O segundo discute-se assim. — Parece que neste sacramento permanece a substância do pão e do vinho depois da consagração.
1. — Pois, Damasceno diz: Por ter o homem o costume de comer o pão e beber o vinho, Deus lhes uniu a divindade, fazendo deles o seu corpo e o seu sangue. E mais abaixo: O pão da comunhão não é um pão simples, mas o unido à divindade. Ora, união só há entre causas existentes em ato. Logo, o pão e o vinho estão simultaneamente neste sacramento com o corpo e o sangue de Cristo.
2. Demais. — Entre os sacramentos de Cristo deve haver conformidade. Ora, nos outros sacramentos permanece a substância da matéria; assim, no batismo a substância da água e na confirmação, a do crisma. Logo, neste sacramento permanece a substância do pão e do vinho.
3. Demais. — O pão e o vinho são usados neste sacramento para significar a unidade da Igreja, pois, um pão é feito de muitos grãos e um vinho de muitos racimos, como diz Agostinho. Ora, isto concerne à substância mesma do pão e do vinho. Logo a substância do pão e do vinho permanecem neste sacramento.
Mas, em contrário, diz Ambrósio: Embora vejamos a figura do pão e do vinho, devemos porém crer que, depois da consagração, não são mais que a carne e o sangue de Cristo.

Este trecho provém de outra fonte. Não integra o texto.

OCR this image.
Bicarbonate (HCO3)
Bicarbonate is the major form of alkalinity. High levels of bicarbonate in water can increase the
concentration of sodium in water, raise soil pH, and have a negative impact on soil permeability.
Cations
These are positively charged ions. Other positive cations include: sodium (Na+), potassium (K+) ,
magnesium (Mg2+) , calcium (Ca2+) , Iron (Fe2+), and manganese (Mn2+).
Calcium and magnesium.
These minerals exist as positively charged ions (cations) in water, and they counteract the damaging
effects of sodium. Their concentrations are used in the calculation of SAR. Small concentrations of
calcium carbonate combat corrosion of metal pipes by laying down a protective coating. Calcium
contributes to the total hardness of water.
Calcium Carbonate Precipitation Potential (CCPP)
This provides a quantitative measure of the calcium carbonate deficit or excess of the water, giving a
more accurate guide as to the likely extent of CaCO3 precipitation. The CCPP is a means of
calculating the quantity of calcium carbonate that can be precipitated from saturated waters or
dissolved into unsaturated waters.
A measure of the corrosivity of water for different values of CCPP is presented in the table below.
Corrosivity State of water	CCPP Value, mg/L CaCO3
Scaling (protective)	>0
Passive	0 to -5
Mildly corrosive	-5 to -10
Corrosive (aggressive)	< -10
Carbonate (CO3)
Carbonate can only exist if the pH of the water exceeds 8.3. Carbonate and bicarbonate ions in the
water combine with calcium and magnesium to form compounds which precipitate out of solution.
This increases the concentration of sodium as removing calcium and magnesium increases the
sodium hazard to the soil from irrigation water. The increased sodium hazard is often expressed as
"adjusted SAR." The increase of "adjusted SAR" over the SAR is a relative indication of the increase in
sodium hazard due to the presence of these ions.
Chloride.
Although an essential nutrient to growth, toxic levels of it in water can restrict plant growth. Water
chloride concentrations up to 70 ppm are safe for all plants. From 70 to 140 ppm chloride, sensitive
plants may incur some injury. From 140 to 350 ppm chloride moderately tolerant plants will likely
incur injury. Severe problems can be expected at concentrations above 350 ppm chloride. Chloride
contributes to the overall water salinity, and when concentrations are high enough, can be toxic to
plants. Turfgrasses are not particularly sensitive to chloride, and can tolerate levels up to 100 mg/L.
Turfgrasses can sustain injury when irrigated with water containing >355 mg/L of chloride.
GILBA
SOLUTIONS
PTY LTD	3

SOLUÇÃO. — Certos disseram que depois da consagração permanece a substância do pão e do vinho neste sacramento. - Mas esta opinião não pode sustentar-se. Primeiro, porque destrói a verdade da Eucaristia, na qual está verdadeiramente o corpo de Cristo; que aí não está antes da consagração. Ora, um corpo não pode estar onde antes não estava, senão por mudança de lugar, ou pela transformação de outro corpo nesse. Assim, o fogo começa a existir numa casa ou porque foi para ela levado ou nela gerado. Mas é manifesto que o corpo de Cristo não começa a estar neste sacramento pelo movimento local. - Primeiro, porque daí resultaria que deixava de estar no céu. Pois, o que se move localmente não passa a ocupar novo lugar senão depois de sair donde primeiro estava. - segundo, porque todo corpo sujeito ao movimento local transpõe todas as posições intermédias. O que neste caso não se pode dizer. - Terceiro, por ser impossível um movimento do mesmo corpo, localmente movido, terminar simultaneamente em lugares diversos; ao passo que o corpo de Cristo, neste sacramento, começa a estar simultaneamente em vários lugares. - Donde se conclui que o corpo de Cristo não pode começar a existir neste sacramento senão pela transformação nele, da substância do pão. Ora, o que se converte em outro já não permanece depois da conversão. Donde resulta que, salva a verdade deste sacramento, a substância do pão não pode permanecer depois da consagração. Segundo, porque tal opinião contraria a forma deste sacramento, que reza: Isto é o meu corpo. O que não seria verdade se a substância do pão aí permanecesse; pois, nunca a substância do pão é o corpo de Cristo. Pois então, devia ter dito: Aqui está o meu corpo. Terceiro, porque contraria à veneração deste sacramento, se nele existisse alguma substância criada que não pudesse ser adorada com adoração de latria. Quarto, porque contraria ao rito da Igreja, segundo o qual não é lícito tomar nenhum alimento antes de receber o corpo de Cristo; e contudo depois de uma hóstia consagrada podemos receber outra. Por onde, devemos rejeitar esta opinião como herética.
DONDE A RESPOSTA À PRIMEIRA OBJEÇÃO. — Deus uniu a sua divindade, isto é, a virtude divina, ao pão e ao vinho, não por permanecerem neste sacramento, mas para se transformarem no seu corpo e no seu sangue.
RESPOSTA À SEGUNDA. — Nos outros sacramentos não está Cristo mesmo realmente, como neste. Por isso nos outros permanece a substância da matéria, mas não neste.
RESPOSTA À TERCEIRA. — As espécies remanescentes neste sacramento, como mais abaixo diremos, bastam à significação dele; pois, pelos acidentes se conhece a natureza da substância.